To quantify right ventricular output power and efficiency and correlate these to ventricular function in patients with repaired tetralogy of Fallot. This might aid in determining the optimal timing for pulmonary valve replacement.

METHODS:

We reviewed the cardiac catheterization and magnetic resonance imaging data of 13 patients with tetralogy of Fallot (age, 22 ± 17 years). Using pressure and flow measurements in the main pulmonary artery, cardiac output and regurgitation fraction, right ventricular (RV) power output, loss, and efficiency were calculated. The RV function was evaluated using cardiac magnetic resonance imaging.

RESULTS:

The RV systolic power was 1.08 ± 0.62 W, with 20.3% ± 8.6% power loss owing to 41% ± 14% pulmonary regurgitation (efficiency, 79.7% ± 8.6%; 0.84 ± 0.73 W), resulting in a net cardiac output of 4.24 ± 1.82 L/min. Power loss correlated significantly with the indexed RV end-diastolic and end-systolic volume (R = 0.78, P = .002 and R = 0.69, P = .009, respectively). The normalized RV power output had a significant negative correlation with RV end-diastolic and end-systolic volumes (both R = -0.87, P = .002 and R = -0.68, P = .023, respectively).

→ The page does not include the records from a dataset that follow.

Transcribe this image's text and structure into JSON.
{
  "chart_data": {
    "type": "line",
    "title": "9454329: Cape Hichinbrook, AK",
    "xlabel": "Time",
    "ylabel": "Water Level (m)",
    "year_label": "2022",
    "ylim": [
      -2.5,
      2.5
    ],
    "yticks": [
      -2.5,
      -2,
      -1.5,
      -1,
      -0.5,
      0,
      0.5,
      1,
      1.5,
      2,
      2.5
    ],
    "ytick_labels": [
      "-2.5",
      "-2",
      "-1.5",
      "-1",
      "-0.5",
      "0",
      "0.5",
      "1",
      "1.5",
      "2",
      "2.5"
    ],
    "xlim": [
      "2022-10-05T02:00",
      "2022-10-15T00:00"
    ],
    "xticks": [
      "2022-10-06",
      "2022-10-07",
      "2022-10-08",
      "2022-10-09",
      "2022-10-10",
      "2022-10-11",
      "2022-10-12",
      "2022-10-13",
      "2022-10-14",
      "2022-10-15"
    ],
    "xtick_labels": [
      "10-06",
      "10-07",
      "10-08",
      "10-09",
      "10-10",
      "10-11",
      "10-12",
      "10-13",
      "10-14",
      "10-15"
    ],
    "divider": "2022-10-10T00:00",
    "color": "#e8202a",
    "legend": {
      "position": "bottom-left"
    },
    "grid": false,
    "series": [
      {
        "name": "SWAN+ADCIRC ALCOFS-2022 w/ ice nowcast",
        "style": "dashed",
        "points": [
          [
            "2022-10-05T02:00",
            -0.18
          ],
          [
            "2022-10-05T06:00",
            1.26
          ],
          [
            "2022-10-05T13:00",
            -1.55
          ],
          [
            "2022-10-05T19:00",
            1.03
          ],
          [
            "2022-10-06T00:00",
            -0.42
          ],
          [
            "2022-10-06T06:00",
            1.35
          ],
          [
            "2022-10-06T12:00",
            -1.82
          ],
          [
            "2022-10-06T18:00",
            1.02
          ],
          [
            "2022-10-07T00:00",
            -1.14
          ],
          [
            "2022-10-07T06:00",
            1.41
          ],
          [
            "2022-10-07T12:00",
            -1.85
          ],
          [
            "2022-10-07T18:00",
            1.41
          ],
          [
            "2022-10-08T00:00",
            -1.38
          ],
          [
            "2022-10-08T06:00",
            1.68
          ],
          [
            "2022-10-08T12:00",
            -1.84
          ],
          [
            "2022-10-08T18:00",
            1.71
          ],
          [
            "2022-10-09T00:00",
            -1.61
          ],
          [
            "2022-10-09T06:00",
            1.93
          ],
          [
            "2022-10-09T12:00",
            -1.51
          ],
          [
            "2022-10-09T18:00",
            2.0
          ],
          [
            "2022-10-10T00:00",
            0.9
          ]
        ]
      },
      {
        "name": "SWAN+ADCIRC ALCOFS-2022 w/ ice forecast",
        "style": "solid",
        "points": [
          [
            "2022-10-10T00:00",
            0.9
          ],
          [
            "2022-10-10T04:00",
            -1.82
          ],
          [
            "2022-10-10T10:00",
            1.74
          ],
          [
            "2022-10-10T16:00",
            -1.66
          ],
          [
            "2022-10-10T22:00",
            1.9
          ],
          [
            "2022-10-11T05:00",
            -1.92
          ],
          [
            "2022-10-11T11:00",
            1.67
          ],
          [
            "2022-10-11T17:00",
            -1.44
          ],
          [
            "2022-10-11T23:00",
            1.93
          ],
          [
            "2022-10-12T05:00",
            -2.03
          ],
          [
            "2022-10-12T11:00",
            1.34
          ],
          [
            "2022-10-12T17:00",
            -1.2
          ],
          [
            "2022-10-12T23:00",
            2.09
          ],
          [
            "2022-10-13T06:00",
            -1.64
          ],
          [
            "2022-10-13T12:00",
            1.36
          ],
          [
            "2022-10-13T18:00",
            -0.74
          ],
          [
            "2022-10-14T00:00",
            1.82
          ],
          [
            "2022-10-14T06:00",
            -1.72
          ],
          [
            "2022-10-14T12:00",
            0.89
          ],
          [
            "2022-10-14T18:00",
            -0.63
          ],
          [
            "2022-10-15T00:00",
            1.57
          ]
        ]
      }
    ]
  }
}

A rapid decrease occurred in the RV power capacity with an increasing RV volume, with the curve flattening out at an indexed RV end-diastolic and end-systolic volume threshold of 139 mL/m(2) and 75 mL/m(2), respectively.

CONCLUSIONS:

Significant power loss is present in patients with repaired tetralogy of Fallot and pulmonary regurgitation. A rapid decrease in efficiency occurs with increasing RV volume, suggesting that pulmonary valve replacement should be done before the critical value of 139 mL/m(2) and 75 mL/m(2) for the RV end-diastolic and end-systolic volume, respectively, to preserve RV function.